Data source:
 
1) Bottom pressure derived from the spherical harmonic transform
   of the Ocean Model for Circulation and Tides (OMCT) model,
   release RL05, truncated at degree/order 100. The coefficients 
   of the OMCT model spherical harmonics transform is provided 
   by the GeoForschingZentrum (GFZ) and downloaded from 
   ftp://podaac.jpl.nasa.gov/allData/grace/L1B/GFZ/AOD1B/RL05/

   The OMCT model contains signals of the atmospheric tide S1
   and its oceanic response to it. The semi-diurnal tide S2 and its 
   oceanic response has been instead removed, since it is partially 
   aliased into a standing wave pattern for a 6 hourly resolved 
   data-set.

   The spherical harmonic transform was underwent the procedure
   of its conditioning in order to mitigate corruption of the bottom
   pressure due leakage due to spherical harmonics truncation.

   The procedure of conditioning has eight steps:

   1) inverse harmonic transform of degree/order 100.

   2) regridding to the equi-angular longitude/latitude grid 10800x5400.

   3) applying fine land/sea mask at 10800x5400 grid, i.e. masking out
      points that are land.

   4) smoothing by convolving the bottom pressure with a kernel
      that exponentially decays with distance. The decay parameter is
      -PI/(2.0*T), where T is the degree/order of truncation of the 
      original harmonic transform (100).     

   5) direct harmonic transform of the grid with degree/order 2699.

   6) replacements of spherical harmonics with degree/order < 101
      with original harmonic transform from the OMCT model

   7) inverse harmonic transform of degree/order 2699.

   8) smoothing by convolving the bottom pressure with a kernel
      that exponentially decays with distance.

   The OMCT model was developed by M. Thomas and his colleagues.
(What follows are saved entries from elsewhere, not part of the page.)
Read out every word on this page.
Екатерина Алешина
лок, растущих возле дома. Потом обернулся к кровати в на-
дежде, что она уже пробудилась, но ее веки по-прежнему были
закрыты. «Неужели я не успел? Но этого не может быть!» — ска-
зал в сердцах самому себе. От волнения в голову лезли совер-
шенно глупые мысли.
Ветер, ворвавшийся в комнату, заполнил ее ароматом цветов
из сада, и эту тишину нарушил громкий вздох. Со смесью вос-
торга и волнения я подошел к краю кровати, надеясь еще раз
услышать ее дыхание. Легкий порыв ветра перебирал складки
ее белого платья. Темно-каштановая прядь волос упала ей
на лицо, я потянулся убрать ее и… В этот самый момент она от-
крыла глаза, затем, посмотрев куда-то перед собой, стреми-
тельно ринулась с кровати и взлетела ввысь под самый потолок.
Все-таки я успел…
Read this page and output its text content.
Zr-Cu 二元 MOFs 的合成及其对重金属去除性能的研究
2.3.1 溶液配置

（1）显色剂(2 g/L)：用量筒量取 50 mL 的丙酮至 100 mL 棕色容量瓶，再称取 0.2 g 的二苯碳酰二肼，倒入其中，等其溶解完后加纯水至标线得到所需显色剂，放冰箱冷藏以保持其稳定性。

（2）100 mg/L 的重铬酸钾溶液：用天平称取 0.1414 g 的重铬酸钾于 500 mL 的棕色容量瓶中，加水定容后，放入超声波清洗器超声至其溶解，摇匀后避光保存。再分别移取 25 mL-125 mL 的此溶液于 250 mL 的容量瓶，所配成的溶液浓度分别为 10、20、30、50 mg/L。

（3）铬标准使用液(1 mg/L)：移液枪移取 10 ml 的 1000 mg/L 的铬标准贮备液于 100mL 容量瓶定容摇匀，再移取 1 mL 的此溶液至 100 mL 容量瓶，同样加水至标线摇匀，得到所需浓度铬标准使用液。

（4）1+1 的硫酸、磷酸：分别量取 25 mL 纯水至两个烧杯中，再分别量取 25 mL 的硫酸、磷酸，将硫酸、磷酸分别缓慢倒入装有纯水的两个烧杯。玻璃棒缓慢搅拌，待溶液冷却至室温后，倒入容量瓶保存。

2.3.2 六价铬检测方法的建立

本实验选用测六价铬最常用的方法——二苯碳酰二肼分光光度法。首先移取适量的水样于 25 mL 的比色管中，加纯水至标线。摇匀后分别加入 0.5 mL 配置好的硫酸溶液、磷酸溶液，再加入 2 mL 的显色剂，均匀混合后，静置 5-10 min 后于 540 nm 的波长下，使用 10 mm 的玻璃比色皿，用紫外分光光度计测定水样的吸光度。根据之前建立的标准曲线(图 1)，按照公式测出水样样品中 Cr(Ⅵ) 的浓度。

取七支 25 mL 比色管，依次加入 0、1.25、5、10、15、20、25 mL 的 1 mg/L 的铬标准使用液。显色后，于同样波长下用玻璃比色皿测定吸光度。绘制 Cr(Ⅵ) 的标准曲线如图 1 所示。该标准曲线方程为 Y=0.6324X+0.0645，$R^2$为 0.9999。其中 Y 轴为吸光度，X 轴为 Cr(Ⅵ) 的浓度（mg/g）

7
   http://www.gfz-potsdam.de/en/research/organizational-units/departments/
          department-1/earth-system-modelling/topics/omct-model/

   Main publication:

   Dobslaw, H., Flechtner, F., Bergmann-Wolf, I., Dahle, C., Dill, R., 
     Esselborn, S., Sasgen, I., Thomas, M. (2013). 
     Simulating high-frequency atmosphere-ocean mass variability for 
     dealiasing of satellite gravity observations: AOD1B RL05. J.
     Geophys. Res., 118(7), 3704--3711. doi:10.1002/jgrc.20271. 

   Other publications

   Thomas, M., Ozeanisch induzierte Erdrotationsschwankungen
     Ph. D. Thesis, 2002
     http://ediss.sub.uni-hamburg.de/volltexte/2002/608/pdf/dissertation.pdf

   Dobslaw, H., Thomas, M., Simulation and observation of global ocean mass 
     anomalies, JGR, 112, C05040, 2007

   The mean bottom pressure and harmonic variations at each grid cell 
   at the following frequencies were removed from the bottom pressure data 
   used for loading computations:

   PI1     7.232384890619D-05 rad/s
   P1      7.252294578148D-05 rad/s
   S1      7.272206167609D-05 rad/s
   K1      7.292115855138D-05 rad/s
   PSI1    7.312025542667D-05 rad/s
   2T2     1.450459105823D-04 rad/s
   T2      1.452450074576D-04 rad/s
   S2      1.454441043329D-04 rad/s

   The mean, sine, and cosine amplitudes of harmonic variations were
   computed for the time range [1979.0 -- 2016.0], i.e. 37 years.


References:

   Petrov, L., The International Mass Loading Service, 
      Proceedings of the Reference Frames for Applications in 
      Geosciences Symposium, held in Luxembourg in October 2014, 2015. 
      DOI: 10.1007/1345_2015_218, http://arxiv.org/abs/1503.00191

   Petrov L., J.-P. Boy, "Study of the atmospheric
      pressure loading signal in VLBI observations", Journal of
      Geophysical Research, 10.1029/2003JB002500, vol. 109,
      No. B03405, 2004.

   Rienecker, M.M., Suarez M.J., Todling R., Bacmeister J., Takacs L., 
      Liu H.-C., Sienkiewicz W. M., Koster R.D., Gelaro R., Stajner I., 
      and Nielsen E., "The GEOS Data Assimilation System -- Documentation 
      of Versions 5.0.1, 5.1.0, and 5.2.0.", NASA/TM--2008--104606, 2008.